I found a $3 generic ball/socket tripod head on Ebay that looked like it would be useful, though I still had no idea what it would be mounted to when I ordered it. We’re underway.
A main requirement was a quick-on quick-off clamp mount to the benchtop. There’s a clamp-on soft-jaw Craftsman vise I use for working on PCBs that lives under the bench. It’s kind of clunky, but it’s effective and flexible enough to have earned its keep – and it clamps on quickly. I finally realized that it could hold the camera mount with zero extra junk near the bench. It’s not quite as rigid as I’d like, but it’s easily Good Enough.
A piece of 1×2 furring strip could clamp in the vise easily, but how do I attach the 1/4-20 female mounting hole in the tripod head to a piece of wood?
A hanger bolt was the answer. Took a little tweaking to get the right length and the thumbscrew on the tripod head in the right place, but no rocket science. Works great.

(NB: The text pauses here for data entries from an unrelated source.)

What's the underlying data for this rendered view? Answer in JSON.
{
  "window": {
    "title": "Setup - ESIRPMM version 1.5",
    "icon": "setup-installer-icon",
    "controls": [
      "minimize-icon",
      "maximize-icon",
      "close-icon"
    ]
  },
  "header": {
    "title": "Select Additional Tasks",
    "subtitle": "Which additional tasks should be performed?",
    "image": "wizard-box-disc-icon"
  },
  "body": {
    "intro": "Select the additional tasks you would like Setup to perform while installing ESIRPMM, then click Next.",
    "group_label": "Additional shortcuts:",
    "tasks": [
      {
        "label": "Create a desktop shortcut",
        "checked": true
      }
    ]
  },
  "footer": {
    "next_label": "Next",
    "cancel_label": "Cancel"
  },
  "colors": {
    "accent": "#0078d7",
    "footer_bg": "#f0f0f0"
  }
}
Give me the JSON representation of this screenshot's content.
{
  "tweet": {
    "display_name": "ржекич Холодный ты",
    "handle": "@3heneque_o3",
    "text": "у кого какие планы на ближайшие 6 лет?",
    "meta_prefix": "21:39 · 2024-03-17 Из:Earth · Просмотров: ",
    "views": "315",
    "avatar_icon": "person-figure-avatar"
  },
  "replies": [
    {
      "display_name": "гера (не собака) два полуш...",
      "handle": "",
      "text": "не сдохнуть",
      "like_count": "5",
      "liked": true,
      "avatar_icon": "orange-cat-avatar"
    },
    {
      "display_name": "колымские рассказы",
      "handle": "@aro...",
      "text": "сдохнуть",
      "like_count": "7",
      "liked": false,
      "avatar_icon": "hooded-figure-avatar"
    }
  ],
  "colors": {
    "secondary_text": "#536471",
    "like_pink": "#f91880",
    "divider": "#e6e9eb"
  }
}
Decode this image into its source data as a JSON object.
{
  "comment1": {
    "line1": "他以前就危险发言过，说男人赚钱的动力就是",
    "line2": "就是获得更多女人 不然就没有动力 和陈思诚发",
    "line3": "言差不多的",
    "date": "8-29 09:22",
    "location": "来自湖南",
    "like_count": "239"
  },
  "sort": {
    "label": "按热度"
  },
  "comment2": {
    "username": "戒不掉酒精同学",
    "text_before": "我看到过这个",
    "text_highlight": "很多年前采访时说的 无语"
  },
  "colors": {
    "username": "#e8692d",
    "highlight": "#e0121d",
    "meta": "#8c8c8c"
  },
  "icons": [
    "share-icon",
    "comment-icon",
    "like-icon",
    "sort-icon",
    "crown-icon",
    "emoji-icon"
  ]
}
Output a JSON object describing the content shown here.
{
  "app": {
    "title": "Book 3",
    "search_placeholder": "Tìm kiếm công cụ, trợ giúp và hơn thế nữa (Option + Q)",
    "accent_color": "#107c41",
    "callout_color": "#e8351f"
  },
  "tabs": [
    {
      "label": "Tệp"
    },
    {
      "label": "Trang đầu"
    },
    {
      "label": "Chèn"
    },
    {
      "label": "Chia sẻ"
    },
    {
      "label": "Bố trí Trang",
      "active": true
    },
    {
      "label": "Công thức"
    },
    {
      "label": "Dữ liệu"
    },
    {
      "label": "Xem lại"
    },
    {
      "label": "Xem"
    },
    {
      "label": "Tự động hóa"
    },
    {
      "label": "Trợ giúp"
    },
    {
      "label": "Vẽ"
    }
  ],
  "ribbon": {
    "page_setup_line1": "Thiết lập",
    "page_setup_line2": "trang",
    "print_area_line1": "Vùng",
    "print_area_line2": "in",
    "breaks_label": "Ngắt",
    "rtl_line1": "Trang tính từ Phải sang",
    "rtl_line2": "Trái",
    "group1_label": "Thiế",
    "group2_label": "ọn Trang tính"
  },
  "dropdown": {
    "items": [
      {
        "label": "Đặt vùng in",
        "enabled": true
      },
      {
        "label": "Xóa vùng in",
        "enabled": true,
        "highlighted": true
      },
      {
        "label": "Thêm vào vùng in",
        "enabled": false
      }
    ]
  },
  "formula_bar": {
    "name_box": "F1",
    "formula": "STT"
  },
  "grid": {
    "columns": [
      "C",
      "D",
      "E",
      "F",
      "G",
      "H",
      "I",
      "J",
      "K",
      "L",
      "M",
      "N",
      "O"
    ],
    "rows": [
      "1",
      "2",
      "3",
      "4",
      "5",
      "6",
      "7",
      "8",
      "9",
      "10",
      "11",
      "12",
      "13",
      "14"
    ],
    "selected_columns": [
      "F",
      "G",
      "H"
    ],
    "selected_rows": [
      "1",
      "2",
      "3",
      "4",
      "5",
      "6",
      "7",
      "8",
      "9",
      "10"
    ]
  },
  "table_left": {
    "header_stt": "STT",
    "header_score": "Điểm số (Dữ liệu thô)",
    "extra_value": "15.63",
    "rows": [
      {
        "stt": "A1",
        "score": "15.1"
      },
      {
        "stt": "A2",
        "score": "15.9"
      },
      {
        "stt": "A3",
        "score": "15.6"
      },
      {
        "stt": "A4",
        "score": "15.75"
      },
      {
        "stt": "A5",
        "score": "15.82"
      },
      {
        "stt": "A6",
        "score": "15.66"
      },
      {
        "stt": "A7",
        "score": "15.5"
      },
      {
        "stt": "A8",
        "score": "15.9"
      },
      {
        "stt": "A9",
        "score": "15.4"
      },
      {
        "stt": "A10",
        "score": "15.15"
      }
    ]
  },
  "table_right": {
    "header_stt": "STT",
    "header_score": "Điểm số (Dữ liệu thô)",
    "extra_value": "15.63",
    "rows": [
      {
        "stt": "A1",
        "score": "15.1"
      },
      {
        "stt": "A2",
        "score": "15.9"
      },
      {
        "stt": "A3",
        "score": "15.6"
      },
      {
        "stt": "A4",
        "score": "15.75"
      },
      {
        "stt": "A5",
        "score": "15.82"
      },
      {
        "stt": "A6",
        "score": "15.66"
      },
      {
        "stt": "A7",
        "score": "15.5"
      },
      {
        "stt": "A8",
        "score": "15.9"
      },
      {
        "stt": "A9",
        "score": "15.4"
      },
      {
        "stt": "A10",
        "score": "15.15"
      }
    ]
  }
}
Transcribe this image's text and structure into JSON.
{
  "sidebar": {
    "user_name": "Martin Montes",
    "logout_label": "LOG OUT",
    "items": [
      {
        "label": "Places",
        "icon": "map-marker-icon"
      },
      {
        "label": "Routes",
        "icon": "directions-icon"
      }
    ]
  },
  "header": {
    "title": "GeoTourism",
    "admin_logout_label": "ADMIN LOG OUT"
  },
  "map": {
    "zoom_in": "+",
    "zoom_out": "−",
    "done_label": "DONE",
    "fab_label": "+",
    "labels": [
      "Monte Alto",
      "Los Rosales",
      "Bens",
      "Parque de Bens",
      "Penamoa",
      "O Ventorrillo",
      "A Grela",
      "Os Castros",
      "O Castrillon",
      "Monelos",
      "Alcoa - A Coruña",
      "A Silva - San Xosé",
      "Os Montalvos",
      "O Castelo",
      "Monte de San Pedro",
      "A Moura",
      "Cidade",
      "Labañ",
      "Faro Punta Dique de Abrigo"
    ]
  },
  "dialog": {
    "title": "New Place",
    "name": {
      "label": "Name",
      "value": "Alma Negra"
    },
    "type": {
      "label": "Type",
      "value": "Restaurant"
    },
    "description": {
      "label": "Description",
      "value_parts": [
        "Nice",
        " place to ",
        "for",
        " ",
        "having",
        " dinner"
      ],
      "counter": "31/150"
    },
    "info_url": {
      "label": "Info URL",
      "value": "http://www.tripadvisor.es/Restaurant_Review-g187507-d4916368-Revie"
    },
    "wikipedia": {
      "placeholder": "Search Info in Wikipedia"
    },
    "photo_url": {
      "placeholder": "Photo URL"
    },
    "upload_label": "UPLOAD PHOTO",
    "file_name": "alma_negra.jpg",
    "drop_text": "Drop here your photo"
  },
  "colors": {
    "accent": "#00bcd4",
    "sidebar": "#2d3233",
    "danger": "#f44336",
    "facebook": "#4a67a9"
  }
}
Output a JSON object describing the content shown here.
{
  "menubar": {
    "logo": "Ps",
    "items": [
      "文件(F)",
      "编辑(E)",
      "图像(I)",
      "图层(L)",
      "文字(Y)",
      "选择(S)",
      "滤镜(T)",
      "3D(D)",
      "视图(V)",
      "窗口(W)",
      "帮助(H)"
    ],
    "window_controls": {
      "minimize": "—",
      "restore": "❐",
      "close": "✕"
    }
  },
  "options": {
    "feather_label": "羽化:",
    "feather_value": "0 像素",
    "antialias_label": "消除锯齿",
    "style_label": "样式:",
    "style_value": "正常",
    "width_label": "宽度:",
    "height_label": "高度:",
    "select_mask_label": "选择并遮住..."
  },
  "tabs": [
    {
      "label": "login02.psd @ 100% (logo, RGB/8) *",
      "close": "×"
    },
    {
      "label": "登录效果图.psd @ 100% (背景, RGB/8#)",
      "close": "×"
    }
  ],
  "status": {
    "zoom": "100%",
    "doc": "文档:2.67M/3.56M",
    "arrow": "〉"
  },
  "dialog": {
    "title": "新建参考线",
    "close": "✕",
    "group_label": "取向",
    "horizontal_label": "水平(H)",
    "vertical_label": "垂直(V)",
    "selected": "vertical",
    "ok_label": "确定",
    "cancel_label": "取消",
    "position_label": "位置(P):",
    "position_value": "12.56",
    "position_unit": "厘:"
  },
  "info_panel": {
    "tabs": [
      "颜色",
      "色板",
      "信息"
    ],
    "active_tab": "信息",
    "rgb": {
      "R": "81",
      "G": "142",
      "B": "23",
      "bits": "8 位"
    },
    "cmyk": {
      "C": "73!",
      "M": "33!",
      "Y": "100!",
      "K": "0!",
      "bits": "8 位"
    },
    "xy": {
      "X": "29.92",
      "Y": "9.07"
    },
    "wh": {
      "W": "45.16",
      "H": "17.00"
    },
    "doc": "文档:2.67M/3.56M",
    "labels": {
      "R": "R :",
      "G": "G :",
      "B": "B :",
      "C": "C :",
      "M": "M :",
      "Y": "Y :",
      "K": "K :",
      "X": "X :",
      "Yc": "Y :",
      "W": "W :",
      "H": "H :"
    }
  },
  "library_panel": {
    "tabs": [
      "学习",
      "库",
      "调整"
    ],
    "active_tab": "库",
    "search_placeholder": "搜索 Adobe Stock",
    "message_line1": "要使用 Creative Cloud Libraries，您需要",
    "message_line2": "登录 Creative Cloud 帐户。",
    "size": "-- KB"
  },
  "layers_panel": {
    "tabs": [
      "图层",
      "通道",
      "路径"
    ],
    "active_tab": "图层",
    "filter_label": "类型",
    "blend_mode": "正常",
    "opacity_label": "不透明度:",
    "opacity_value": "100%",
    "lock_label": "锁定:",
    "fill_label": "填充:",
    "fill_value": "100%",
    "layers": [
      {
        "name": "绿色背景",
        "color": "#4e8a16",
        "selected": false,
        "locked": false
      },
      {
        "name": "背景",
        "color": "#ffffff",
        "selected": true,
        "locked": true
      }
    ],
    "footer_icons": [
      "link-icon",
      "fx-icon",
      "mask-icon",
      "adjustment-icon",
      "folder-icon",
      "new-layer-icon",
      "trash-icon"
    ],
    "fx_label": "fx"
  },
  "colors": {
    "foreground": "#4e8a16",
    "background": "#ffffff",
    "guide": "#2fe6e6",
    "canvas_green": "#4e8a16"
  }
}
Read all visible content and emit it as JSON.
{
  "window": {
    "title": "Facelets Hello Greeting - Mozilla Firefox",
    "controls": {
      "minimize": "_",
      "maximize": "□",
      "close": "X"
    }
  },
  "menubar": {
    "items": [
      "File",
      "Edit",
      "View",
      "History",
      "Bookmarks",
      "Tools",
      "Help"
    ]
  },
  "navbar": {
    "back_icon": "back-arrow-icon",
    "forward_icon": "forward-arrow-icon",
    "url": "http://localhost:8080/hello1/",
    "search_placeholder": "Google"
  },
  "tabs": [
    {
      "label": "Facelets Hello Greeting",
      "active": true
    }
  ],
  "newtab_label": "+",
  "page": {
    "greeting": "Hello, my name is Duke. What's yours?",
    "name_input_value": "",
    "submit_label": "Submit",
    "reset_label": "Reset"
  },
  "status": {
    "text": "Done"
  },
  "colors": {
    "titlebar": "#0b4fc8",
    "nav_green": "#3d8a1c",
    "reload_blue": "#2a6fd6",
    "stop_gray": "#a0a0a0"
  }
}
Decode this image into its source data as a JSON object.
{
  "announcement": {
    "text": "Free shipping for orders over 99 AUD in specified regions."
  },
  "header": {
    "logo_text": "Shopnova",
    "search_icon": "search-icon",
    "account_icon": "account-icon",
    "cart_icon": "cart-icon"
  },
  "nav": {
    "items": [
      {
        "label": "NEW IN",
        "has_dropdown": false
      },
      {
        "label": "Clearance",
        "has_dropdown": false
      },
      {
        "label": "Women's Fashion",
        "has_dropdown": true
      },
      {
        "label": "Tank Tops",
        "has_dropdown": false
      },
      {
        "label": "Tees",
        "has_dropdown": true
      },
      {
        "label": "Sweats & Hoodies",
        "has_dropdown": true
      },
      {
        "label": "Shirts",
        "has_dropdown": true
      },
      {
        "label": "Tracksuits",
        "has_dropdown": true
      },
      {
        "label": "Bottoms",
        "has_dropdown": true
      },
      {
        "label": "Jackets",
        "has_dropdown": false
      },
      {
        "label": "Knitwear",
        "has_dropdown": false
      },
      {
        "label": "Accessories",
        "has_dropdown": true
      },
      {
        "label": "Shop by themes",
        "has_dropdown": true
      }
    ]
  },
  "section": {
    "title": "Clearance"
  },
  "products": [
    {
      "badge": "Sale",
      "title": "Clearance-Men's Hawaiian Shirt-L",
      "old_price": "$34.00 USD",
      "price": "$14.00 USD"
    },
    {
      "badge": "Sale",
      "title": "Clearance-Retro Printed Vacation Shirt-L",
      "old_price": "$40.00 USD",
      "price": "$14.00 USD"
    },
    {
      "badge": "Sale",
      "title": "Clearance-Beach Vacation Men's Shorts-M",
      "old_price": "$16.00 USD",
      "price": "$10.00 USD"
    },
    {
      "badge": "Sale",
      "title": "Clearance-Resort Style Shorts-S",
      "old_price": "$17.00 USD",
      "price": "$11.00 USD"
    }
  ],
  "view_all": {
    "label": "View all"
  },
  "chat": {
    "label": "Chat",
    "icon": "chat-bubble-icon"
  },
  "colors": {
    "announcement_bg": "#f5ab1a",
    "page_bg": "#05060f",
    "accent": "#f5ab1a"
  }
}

Of course when I got the hanger bolt, I got an extra. Unfortunately, it’s one of a kind, and doesn’t have a home in my parts/fasteners organization scheme. In looking for a place to stash it where I’d have a prayer of ever finding it again, I was reminded of Wall-E’s dilemma categorizing a spork he’d found. (It ended up in the ‘assorted bolts’ tray, still in its poly bag. That tray embodies the fundamental storage precept that containers of jumbled stuff should never be deeper than maybe twice the typical dimension of the ‘stuff’ they contain.)
The whole mount system works very well, takes up little space, and cost very little. When I finally figured out I could use that PCB vise, it took less time to build than I’d spent thinking about it!
I did something similar a few years ago shooting an overhead video for a breadboard proto of my box joint driver. I have 10 inch shelving installed above my work table, I put the camera on a small tripod and used two Irwin quick clamps to clamp the tripod to the bottom shelf. It worked but created an upside down video. Used ffmpeg to flip the file over.